The tools and technologies for fusion computing are maturing rapidly. Better still, HPC and big data platforms are converging in a manner that reduces the need to move data back and forth between HPC and storage environments. This convergence helps organizations avoid a great deal of overhead and latency that comes with disparate systems.
Today, organizations can choose from a rapidly growing range of tools and technologies like streaming analytics, graph analytics, and exploratory data analysis in open high-performance environments. Let’s take a brief look at these tools.
- Streaming analytics offers new algorithms and approaches to help organizations rapidly analyze high-bandwidth, high-throughput streaming data. These advances enable solutions for emerging graph patterns, data fusion and compression, and massive-scale network analysis.
- Graph analytics technologies enable graph modeling, visualization, and evaluation for understanding large, complex networks.
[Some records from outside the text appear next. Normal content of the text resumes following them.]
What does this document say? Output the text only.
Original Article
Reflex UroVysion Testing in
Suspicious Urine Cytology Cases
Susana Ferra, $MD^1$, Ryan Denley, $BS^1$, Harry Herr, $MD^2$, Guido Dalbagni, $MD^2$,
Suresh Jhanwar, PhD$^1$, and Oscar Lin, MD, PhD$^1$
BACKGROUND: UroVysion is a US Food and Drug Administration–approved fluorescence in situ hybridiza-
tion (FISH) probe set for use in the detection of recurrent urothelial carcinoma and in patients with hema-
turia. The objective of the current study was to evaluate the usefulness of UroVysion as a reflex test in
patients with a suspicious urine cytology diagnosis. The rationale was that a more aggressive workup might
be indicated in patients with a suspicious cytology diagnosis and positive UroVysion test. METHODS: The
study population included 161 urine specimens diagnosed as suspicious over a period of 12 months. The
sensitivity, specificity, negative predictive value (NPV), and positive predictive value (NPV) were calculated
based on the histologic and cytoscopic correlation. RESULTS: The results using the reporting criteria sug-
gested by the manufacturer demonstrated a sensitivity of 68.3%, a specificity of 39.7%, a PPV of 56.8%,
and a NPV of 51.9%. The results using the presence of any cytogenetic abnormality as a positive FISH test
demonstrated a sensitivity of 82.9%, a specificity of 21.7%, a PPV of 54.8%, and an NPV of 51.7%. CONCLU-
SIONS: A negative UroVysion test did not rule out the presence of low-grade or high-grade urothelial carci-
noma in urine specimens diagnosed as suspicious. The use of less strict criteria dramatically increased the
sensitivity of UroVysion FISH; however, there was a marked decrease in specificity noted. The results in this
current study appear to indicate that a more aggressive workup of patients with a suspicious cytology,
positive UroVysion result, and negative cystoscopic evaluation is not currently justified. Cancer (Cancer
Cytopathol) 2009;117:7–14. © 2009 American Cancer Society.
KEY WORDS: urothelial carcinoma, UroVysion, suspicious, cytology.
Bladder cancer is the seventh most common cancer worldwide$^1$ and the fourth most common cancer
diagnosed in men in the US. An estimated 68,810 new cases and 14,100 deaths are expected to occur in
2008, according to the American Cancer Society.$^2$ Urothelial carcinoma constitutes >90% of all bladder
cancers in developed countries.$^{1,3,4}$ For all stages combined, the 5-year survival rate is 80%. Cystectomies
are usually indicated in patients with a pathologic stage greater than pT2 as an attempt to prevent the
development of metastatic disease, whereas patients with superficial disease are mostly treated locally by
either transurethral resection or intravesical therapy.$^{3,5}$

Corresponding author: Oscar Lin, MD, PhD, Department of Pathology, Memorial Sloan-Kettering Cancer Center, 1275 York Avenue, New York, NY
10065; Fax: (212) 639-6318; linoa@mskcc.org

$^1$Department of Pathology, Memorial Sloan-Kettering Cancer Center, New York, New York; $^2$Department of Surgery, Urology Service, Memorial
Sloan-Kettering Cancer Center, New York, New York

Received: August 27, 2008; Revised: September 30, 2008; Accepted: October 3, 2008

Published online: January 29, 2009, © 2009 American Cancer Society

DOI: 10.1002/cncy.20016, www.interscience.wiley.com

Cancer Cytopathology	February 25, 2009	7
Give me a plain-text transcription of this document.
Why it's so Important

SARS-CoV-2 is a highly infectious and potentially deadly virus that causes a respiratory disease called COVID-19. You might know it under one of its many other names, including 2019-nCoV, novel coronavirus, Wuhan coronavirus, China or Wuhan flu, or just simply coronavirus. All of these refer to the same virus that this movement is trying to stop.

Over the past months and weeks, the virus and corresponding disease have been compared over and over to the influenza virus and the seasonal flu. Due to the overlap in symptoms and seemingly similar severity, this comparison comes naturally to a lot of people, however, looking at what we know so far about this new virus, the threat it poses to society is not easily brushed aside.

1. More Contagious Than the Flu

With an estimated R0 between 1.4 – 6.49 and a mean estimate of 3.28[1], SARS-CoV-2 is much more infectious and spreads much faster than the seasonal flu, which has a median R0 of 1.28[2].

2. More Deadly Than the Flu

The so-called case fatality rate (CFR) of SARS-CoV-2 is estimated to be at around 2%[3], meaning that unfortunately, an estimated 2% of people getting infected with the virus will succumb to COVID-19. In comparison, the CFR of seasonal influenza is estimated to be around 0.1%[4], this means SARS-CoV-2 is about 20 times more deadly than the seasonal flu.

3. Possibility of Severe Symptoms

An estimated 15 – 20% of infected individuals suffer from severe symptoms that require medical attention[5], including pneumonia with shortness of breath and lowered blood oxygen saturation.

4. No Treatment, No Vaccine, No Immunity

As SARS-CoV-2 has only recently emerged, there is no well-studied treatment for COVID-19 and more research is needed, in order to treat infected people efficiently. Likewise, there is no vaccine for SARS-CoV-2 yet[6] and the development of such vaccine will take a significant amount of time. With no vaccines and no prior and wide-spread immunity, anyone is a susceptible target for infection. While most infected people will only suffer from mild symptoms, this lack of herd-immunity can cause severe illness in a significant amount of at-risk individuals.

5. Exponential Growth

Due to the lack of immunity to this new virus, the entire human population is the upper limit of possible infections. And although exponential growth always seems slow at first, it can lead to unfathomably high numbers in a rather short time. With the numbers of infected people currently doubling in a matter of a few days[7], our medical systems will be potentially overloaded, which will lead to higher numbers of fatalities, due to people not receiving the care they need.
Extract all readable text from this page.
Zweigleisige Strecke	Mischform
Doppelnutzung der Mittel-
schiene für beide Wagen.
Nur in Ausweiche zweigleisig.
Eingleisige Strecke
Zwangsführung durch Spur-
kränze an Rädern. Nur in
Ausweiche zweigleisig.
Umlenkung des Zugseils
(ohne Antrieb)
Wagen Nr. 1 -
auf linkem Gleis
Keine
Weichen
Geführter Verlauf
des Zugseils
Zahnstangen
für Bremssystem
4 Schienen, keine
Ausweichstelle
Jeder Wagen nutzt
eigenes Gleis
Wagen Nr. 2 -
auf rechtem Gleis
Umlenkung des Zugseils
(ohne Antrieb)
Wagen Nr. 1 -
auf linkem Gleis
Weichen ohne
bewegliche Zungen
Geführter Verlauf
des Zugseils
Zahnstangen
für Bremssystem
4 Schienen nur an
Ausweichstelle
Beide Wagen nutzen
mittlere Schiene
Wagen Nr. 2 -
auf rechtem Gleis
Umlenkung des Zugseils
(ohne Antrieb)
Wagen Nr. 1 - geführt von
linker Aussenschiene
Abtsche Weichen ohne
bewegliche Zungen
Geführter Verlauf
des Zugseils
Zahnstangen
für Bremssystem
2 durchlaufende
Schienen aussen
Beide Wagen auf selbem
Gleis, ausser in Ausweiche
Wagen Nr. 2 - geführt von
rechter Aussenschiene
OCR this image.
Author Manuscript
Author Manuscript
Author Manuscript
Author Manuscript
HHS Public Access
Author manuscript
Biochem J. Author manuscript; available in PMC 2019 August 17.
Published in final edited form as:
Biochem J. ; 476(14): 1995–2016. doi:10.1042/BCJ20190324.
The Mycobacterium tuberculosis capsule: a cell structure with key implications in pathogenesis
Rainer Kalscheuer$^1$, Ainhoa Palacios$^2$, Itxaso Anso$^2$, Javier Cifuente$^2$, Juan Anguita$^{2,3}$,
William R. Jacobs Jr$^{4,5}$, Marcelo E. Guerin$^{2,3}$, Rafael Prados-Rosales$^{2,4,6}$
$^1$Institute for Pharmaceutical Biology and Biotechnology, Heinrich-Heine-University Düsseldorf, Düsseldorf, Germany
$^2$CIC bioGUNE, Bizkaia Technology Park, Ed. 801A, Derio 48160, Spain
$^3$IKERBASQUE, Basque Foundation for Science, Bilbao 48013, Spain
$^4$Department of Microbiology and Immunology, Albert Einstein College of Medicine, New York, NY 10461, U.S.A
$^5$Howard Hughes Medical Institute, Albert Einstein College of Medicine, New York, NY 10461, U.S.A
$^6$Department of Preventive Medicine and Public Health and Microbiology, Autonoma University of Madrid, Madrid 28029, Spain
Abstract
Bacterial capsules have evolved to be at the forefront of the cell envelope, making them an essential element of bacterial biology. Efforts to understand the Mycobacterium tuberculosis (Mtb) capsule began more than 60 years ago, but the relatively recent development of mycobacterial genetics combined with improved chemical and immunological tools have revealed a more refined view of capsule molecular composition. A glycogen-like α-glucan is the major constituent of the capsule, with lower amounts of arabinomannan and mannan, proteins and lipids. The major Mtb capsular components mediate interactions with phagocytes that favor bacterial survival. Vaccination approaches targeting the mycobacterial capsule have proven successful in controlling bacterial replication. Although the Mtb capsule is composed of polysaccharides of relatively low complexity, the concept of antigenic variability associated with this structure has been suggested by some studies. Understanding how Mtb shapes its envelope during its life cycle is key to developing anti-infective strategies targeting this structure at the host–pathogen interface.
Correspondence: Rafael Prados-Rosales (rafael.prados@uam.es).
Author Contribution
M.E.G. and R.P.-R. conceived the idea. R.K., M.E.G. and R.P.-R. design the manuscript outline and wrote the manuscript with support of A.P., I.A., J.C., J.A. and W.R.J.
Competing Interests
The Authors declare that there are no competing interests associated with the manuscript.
Specific applications include semantic data analysis, big data visualization, data sets for graph analytics research, activity-based analytics, performance analysis of big graph data tools, and anti-evasive anomaly detection.
- Exploratory data analysis provides mechanisms to explore and analyze massive streaming data sources to gain new insights and inform decisions. Applications include exploratory graph analysis, geo-inspired parallel simulation, and cyber analytic data.
These are some of the countless advances made possible by the rise of technologies and solutions for high-performance data analytics.